Por outro lado, também mostra, do meu ponto de vista, que é Washington quem está a ditar a cadência dos eventos da parte de Israel. Eu relembro que este acordo — proposta de acordo — foi avançada pelo então Presidente Joe Biden e, obviamente, foi dada a entender que seria um acordo de proposta da liderança de Netanyahu. Rapidamente se percebeu que havia aqui uma estreita articulação entre Israel e Washington para, no fundo, se conseguir esta paragem das hostilidades militares, sobretudo por causa de uma crítica muito grande em termos internacionais.

Neste momento, claramente, Netanyahu desloca-se, do meu ponto de vista, a Washington para mostrar que é um país que conta com o apoio dos Estados Unidos. É absolutamente vital para alavancar a credibilidade e o prestígio internacional de Israel - quer na região, quer em termos internacionais - que estava a ser minimizada.

Depois, de alguma forma, não há credibilidade da parte de Israel face ao Hamas, no cumprimento do acordo, nem dos seus procedimentos, e por isso é preciso articular novamente com o parceiro norte-americano. Acrescenta-se a contínua pressão, sobretudo interna - das famílias dos reféns - para se alcançar a libertação dos mesmos ou a restituição, entendamos, dos presídios às suas famílias, para encerrar aqui, digamos, um ciclo de trauma colectivo da sociedade israelita.

Esta segunda fase prevê a libertação dos restantes reféns, a declaração de uma calma sustentável no território e a retirada total das tropas israelitas da Faixa de Gaza do corredor de Filadélfia, na fronteira com o Egipto. Esta questão do corredor de Filadélfia é uma questão muito sensível para Israel, que já veio dizer que não vai querer abrir mão dela…

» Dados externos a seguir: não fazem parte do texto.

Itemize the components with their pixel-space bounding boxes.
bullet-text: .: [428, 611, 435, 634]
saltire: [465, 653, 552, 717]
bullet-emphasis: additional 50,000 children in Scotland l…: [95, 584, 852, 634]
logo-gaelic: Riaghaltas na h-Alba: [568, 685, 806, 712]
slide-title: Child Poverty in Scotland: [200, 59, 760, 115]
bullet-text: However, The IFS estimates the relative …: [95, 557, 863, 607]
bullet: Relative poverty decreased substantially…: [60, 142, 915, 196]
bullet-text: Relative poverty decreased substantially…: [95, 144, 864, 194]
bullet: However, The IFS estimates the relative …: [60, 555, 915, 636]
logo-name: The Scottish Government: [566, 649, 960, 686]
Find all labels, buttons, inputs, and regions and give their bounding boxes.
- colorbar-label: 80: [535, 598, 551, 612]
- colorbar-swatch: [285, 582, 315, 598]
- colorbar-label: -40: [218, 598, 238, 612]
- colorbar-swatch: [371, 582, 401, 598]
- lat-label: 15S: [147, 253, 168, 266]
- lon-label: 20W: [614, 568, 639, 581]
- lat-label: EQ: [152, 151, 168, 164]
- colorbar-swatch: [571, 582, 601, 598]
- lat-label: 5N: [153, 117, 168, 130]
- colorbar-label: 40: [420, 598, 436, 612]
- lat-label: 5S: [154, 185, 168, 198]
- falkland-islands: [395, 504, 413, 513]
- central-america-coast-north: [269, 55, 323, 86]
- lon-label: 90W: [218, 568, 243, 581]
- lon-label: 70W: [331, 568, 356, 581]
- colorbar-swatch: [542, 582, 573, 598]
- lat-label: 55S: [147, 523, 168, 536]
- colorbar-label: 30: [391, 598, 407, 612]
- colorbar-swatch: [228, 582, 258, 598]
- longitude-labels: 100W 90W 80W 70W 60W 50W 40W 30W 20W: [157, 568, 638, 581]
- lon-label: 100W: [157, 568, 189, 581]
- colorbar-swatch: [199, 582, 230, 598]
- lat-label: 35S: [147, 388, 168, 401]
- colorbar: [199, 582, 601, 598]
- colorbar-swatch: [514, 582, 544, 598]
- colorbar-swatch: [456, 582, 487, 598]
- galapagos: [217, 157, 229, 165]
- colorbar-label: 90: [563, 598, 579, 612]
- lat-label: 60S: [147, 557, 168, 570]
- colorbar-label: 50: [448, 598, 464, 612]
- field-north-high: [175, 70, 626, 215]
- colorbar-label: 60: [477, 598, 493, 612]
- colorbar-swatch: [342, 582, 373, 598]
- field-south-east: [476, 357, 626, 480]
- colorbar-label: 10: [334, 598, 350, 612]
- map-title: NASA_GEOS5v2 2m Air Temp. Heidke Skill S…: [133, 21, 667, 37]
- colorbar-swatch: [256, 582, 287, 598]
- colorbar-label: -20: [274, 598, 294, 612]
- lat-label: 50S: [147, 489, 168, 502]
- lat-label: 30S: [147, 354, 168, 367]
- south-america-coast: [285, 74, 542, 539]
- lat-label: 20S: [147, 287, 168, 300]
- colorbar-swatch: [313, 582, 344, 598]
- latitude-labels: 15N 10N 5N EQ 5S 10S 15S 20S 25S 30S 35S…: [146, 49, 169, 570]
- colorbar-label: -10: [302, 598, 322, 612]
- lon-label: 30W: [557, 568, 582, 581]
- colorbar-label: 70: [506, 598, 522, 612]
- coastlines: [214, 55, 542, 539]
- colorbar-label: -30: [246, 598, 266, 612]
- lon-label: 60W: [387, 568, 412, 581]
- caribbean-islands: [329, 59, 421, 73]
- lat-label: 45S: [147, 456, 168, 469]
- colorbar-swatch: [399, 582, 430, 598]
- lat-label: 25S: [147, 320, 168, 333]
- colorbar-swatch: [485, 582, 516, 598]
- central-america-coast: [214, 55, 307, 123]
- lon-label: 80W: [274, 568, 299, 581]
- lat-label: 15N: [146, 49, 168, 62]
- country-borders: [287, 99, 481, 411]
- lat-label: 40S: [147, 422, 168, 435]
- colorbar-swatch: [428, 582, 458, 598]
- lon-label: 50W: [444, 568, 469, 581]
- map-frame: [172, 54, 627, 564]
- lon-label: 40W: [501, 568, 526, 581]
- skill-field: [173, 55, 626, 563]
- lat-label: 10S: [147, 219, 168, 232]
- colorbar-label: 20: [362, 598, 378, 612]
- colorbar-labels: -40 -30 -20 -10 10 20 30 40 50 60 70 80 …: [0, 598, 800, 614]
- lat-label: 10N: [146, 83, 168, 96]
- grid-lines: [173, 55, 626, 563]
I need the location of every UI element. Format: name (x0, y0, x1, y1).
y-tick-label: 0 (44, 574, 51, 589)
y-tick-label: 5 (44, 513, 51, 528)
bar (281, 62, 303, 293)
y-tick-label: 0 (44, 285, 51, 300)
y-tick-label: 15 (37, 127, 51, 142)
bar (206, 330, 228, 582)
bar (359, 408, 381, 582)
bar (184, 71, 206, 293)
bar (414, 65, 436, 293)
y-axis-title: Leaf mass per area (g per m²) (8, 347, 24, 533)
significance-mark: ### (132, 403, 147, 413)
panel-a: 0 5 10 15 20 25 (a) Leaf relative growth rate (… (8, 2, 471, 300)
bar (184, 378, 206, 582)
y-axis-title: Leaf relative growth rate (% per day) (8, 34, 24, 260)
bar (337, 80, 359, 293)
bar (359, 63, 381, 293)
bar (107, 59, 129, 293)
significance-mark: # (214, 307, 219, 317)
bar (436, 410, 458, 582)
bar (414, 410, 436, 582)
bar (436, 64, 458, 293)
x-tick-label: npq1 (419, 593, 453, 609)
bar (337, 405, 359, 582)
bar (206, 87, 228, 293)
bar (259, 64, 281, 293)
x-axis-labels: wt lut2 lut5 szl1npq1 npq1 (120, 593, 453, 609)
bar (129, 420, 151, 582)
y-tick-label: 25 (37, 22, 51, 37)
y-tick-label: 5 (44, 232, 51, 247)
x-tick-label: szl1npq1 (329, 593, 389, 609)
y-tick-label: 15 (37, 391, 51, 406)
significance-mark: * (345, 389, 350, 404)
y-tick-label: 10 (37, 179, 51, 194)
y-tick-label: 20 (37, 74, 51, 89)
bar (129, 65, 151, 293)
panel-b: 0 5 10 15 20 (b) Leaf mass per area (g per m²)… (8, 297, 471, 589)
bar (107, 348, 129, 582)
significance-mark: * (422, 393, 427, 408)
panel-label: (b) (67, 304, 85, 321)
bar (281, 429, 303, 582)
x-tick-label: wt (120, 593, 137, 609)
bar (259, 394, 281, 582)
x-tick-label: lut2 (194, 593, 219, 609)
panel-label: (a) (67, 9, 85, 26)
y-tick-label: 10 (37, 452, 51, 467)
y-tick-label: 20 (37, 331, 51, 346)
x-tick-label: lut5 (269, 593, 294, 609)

É sensível e muito ambiciosa. Naturalmente, é exigível pelo Hamas, mas não vai ao encontro daquilo que são as garantias de segurança exigidas por Israel. E, portanto, a dificuldade de conseguir cumprir com as exigências de parte a parte remete, desde logo, para a falta de confiança mútua que várias vezes tem posto em causa a implementação deste acordo. Remete, igualmente, para a necessidade de que os mediadores internacionais, sobretudo os Estados Unidos, se empenhem para que os restantes parceiros - mediadores -consigam obrigar as partes a cumprirem com o estipulado.

Todavia, não é garantido, do meu ponto de vista, que se consiga essa segurança de parte a parte para alavancar o cumprimento total deste cessar-fogo. São várias fases, indiciando claramente uma grande fragilidade, sendo que a fase seguinte remete para a necessária implementação da fase anterior. Tudo isto exige aqui um grande traquejo, na dimensão das diligências político-diplomáticas, mas creio que Netanyahu, com esta visita a Washington, quer mostrar força, algo que nesta fase não estava a conseguir projectar. Nomeadamente, para o próprio Hamas. 

Benjamin Netanyahu, que tinha prometido erradicar o Hamas, mas não o conseguiu fazer, está também muito fragilizado, mesmo no seio da própria coligação. Quais são os interesses de Netanyahu com esta visita?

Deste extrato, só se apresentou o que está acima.